Najtrudniej dostać się do Quercusa Short. Potrzebne jest do tego 200 tys. zł. Paradoksalnie jednak to ten fundusz ma największe aktywa. Według ostatnich dostępnych danych wynoszą one 68 mln zł, podczas gdy w funduszu Ipopemy 16 mln zł, a w Altiusie niespełna 2 mln zł. Około 9 mln zł wynoszą jeszcze aktywa Beta ETF WIG20Short, będącego wspólnym dziełem Beta Securities i AgioFunds TFI. Jest jednak ETF-em i jako taki dostępny jest dla właścicieli rachunków maklerskich. Na giełdzie kupuje się też i sprzedaje jego certyfikaty.

Jeden ma obecnie wartość około 450 zł, co powoduje, że jest dość łatwo dostępną opcją gry na spadek indeksu blue chipów.

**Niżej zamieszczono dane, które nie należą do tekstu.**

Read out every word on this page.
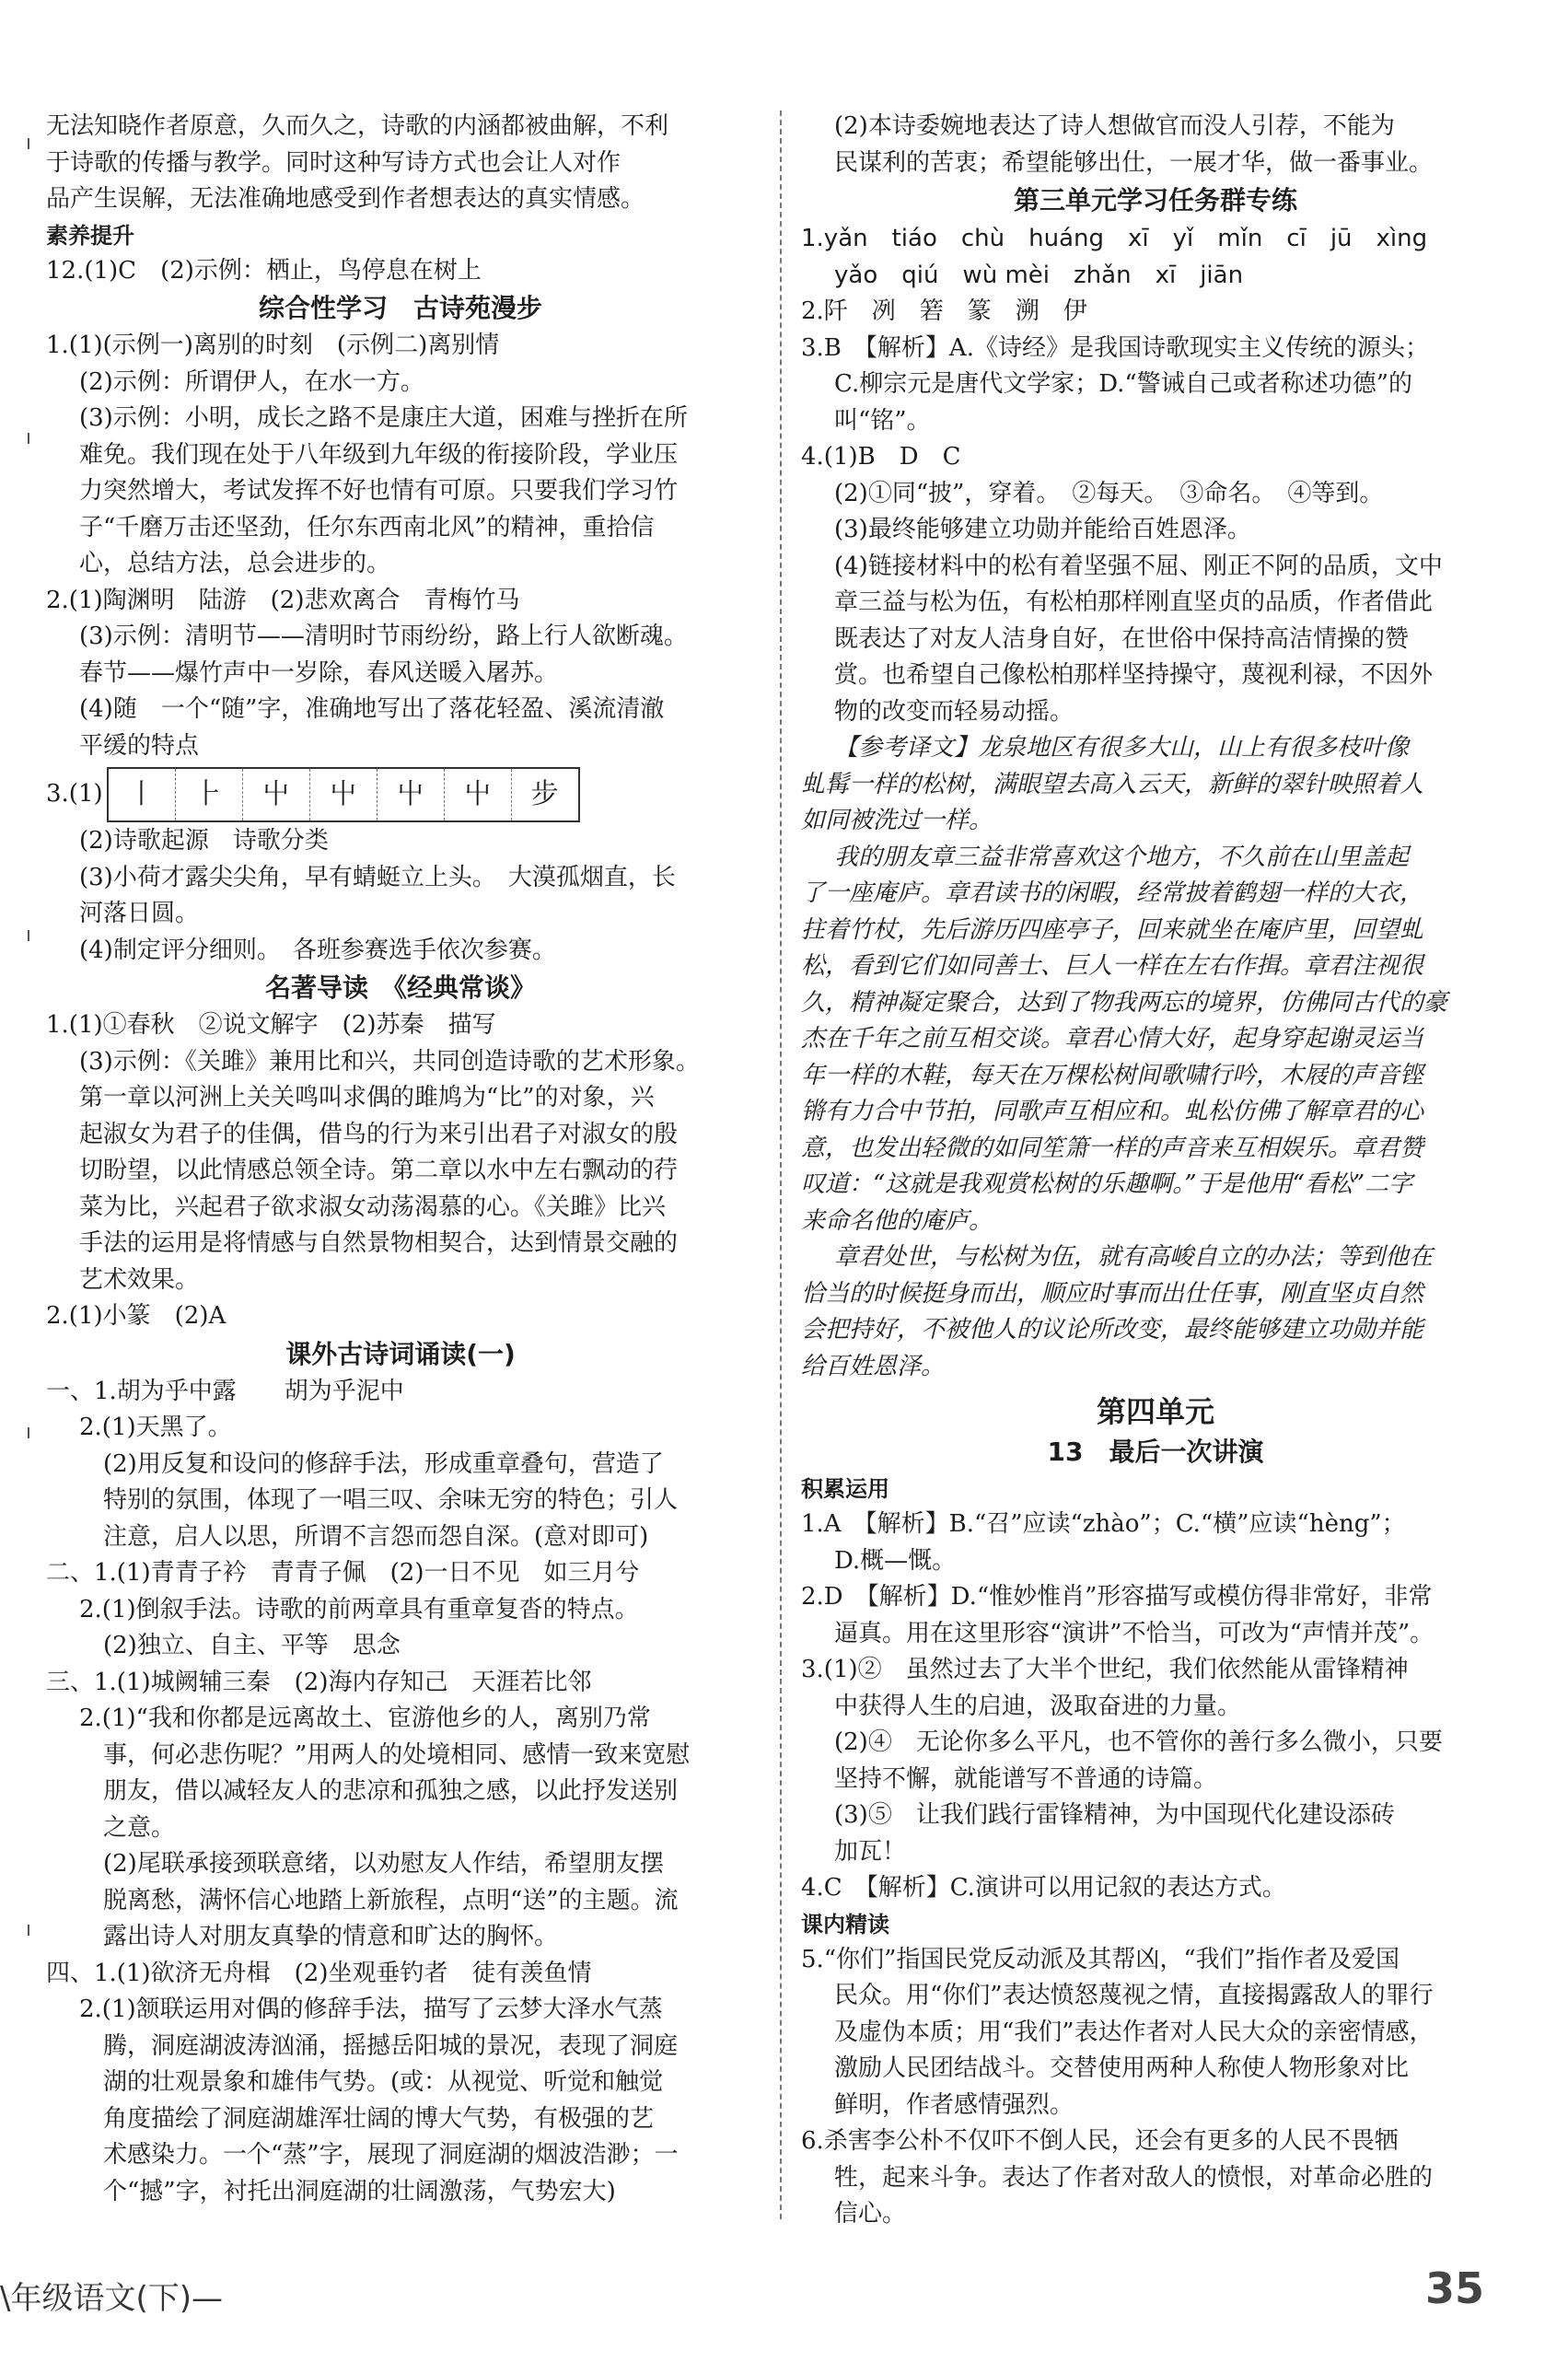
无法知晓作者原意，久而久之，诗歌的内涵都被曲解，不利
于诗歌的传播与教学。同时这种写诗方式也会让人对作
品产生误解，无法准确地感受到作者想表达的真实情感。
素养提升
12.(1)C　(2)示例：栖止，鸟停息在树上
综合性学习　古诗苑漫步
1.(1)(示例一)离别的时刻　(示例二)离别情
(2)示例：所谓伊人，在水一方。
(3)示例：小明，成长之路不是康庄大道，困难与挫折在所
难免。我们现在处于八年级到九年级的衔接阶段，学业压
力突然增大，考试发挥不好也情有可原。只要我们学习竹
子“千磨万击还坚劲，任尔东西南北风”的精神，重拾信
心，总结方法，总会进步的。
2.(1)陶渊明　陆游　(2)悲欢离合　青梅竹马
(3)示例：清明节——清明时节雨纷纷，路上行人欲断魂。
春节——爆竹声中一岁除，春风送暖入屠苏。
(4)随　一个“随”字，准确地写出了落花轻盈、溪流清澈
平缓的特点
3.(1) 丨	⺊	屮	屮	屮	屮	步
(2)诗歌起源　诗歌分类
(3)小荷才露尖尖角，早有蜻蜓立上头。　大漠孤烟直，长
河落日圆。
(4)制定评分细则。　各班参赛选手依次参赛。
名著导读　《经典常谈》
1.(1)①春秋　②说文解字　(2)苏秦　描写
(3)示例：《关雎》兼用比和兴，共同创造诗歌的艺术形象。
第一章以河洲上关关鸣叫求偶的雎鸠为“比”的对象，兴
起淑女为君子的佳偶，借鸟的行为来引出君子对淑女的殷
切盼望，以此情感总领全诗。第二章以水中左右飘动的荇
菜为比，兴起君子欲求淑女动荡渴慕的心。《关雎》比兴
手法的运用是将情感与自然景物相契合，达到情景交融的
艺术效果。
2.(1)小篆　(2)A
课外古诗词诵读(一)
一、1.胡为乎中露　　胡为乎泥中
2.(1)天黑了。
(2)用反复和设问的修辞手法，形成重章叠句，营造了
特别的氛围，体现了一唱三叹、余味无穷的特色；引人
注意，启人以思，所谓不言怨而怨自深。(意对即可)
二、1.(1)青青子衿　青青子佩　(2)一日不见　如三月兮
2.(1)倒叙手法。诗歌的前两章具有重章复沓的特点。
(2)独立、自主、平等　思念
三、1.(1)城阙辅三秦　(2)海内存知己　天涯若比邻
2.(1)“我和你都是远离故土、宦游他乡的人，离别乃常
事，何必悲伤呢？”用两人的处境相同、感情一致来宽慰
朋友，借以减轻友人的悲凉和孤独之感，以此抒发送别
之意。
(2)尾联承接颈联意绪，以劝慰友人作结，希望朋友摆
脱离愁，满怀信心地踏上新旅程，点明“送”的主题。流
露出诗人对朋友真挚的情意和旷达的胸怀。
四、1.(1)欲济无舟楫　(2)坐观垂钓者　徒有羡鱼情
2.(1)颔联运用对偶的修辞手法，描写了云梦大泽水气蒸
腾，洞庭湖波涛汹涌，摇撼岳阳城的景况，表现了洞庭
湖的壮观景象和雄伟气势。(或：从视觉、听觉和触觉
角度描绘了洞庭湖雄浑壮阔的博大气势，有极强的艺
术感染力。一个“蒸”字，展现了洞庭湖的烟波浩渺；一
个“撼”字，衬托出洞庭湖的壮阔激荡，气势宏大)
(2)本诗委婉地表达了诗人想做官而没人引荐，不能为
民谋利的苦衷；希望能够出仕，一展才华，做一番事业。
第三单元学习任务群专练
1.yǎn tiáo chù huáng xī yǐ mǐn cī jū xìng
yǎo qiú wù mèi zhǎn xī jiān
2.阡　冽　箬　篆　溯　伊
3.B　【解析】A.《诗经》是我国诗歌现实主义传统的源头；
C.柳宗元是唐代文学家；D.“警诫自己或者称述功德”的
叫“铭”。
4.(1)B　D　C
(2)①同“披”，穿着。　②每天。　③命名。　④等到。
(3)最终能够建立功勋并能给百姓恩泽。
(4)链接材料中的松有着坚强不屈、刚正不阿的品质，文中
章三益与松为伍，有松柏那样刚直坚贞的品质，作者借此
既表达了对友人洁身自好，在世俗中保持高洁情操的赞
赏。也希望自己像松柏那样坚持操守，蔑视利禄，不因外
物的改变而轻易动摇。
【参考译文】龙泉地区有很多大山，山上有很多枝叶像
虬髯一样的松树，满眼望去高入云天，新鲜的翠针映照着人
如同被洗过一样。
我的朋友章三益非常喜欢这个地方，不久前在山里盖起
了一座庵庐。章君读书的闲暇，经常披着鹤翅一样的大衣，
拄着竹杖，先后游历四座亭子，回来就坐在庵庐里，回望虬
松，看到它们如同善士、巨人一样在左右作揖。章君注视很
久，精神凝定聚合，达到了物我两忘的境界，仿佛同古代的豪
杰在千年之前互相交谈。章君心情大好，起身穿起谢灵运当
年一样的木鞋，每天在万棵松树间歌啸行吟，木屐的声音铿
锵有力合中节拍，同歌声互相应和。虬松仿佛了解章君的心
意，也发出轻微的如同笙箫一样的声音来互相娱乐。章君赞
叹道：“这就是我观赏松树的乐趣啊。”于是他用“看松”二字
来命名他的庵庐。
章君处世，与松树为伍，就有高峻自立的办法；等到他在
恰当的时候挺身而出，顺应时事而出仕任事，刚直坚贞自然
会把持好，不被他人的议论所改变，最终能够建立功勋并能
给百姓恩泽。
第四单元
13　最后一次讲演
积累运用
1.A　【解析】B.“召”应读“zhào”；C.“横”应读“hèng”；
D.概—慨。
2.D　【解析】D.“惟妙惟肖”形容描写或模仿得非常好，非常
逼真。用在这里形容“演讲”不恰当，可改为“声情并茂”。
3.(1)②　虽然过去了大半个世纪，我们依然能从雷锋精神
中获得人生的启迪，汲取奋进的力量。
(2)④　无论你多么平凡，也不管你的善行多么微小，只要
坚持不懈，就能谱写不普通的诗篇。
(3)⑤　让我们践行雷锋精神，为中国现代化建设添砖
加瓦！
4.C　【解析】C.演讲可以用记叙的表达方式。
课内精读
5.“你们”指国民党反动派及其帮凶，“我们”指作者及爱国
民众。用“你们”表达愤怒蔑视之情，直接揭露敌人的罪行
及虚伪本质；用“我们”表达作者对人民大众的亲密情感，
激励人民团结战斗。交替使用两种人称使人物形象对比
鲜明，作者感情强烈。
6.杀害李公朴不仅吓不倒人民，还会有更多的人民不畏牺
牲，起来斗争。表达了作者对敌人的愤恨，对革命必胜的
信心。
\年级语文(下)—	35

Od również dostępnych w biurach maklerskich kontraktów terminowych i certyfikatów turbo różni się tym, że w założeniu zarabia tyle, ile indeks traci, podczas gdy wyceny tamtych instrumentów zmieniają się bardziej od indeksu (mechanizm dźwigni). Brak dźwigni to zresztą cecha wszystkich polskich funduszy short.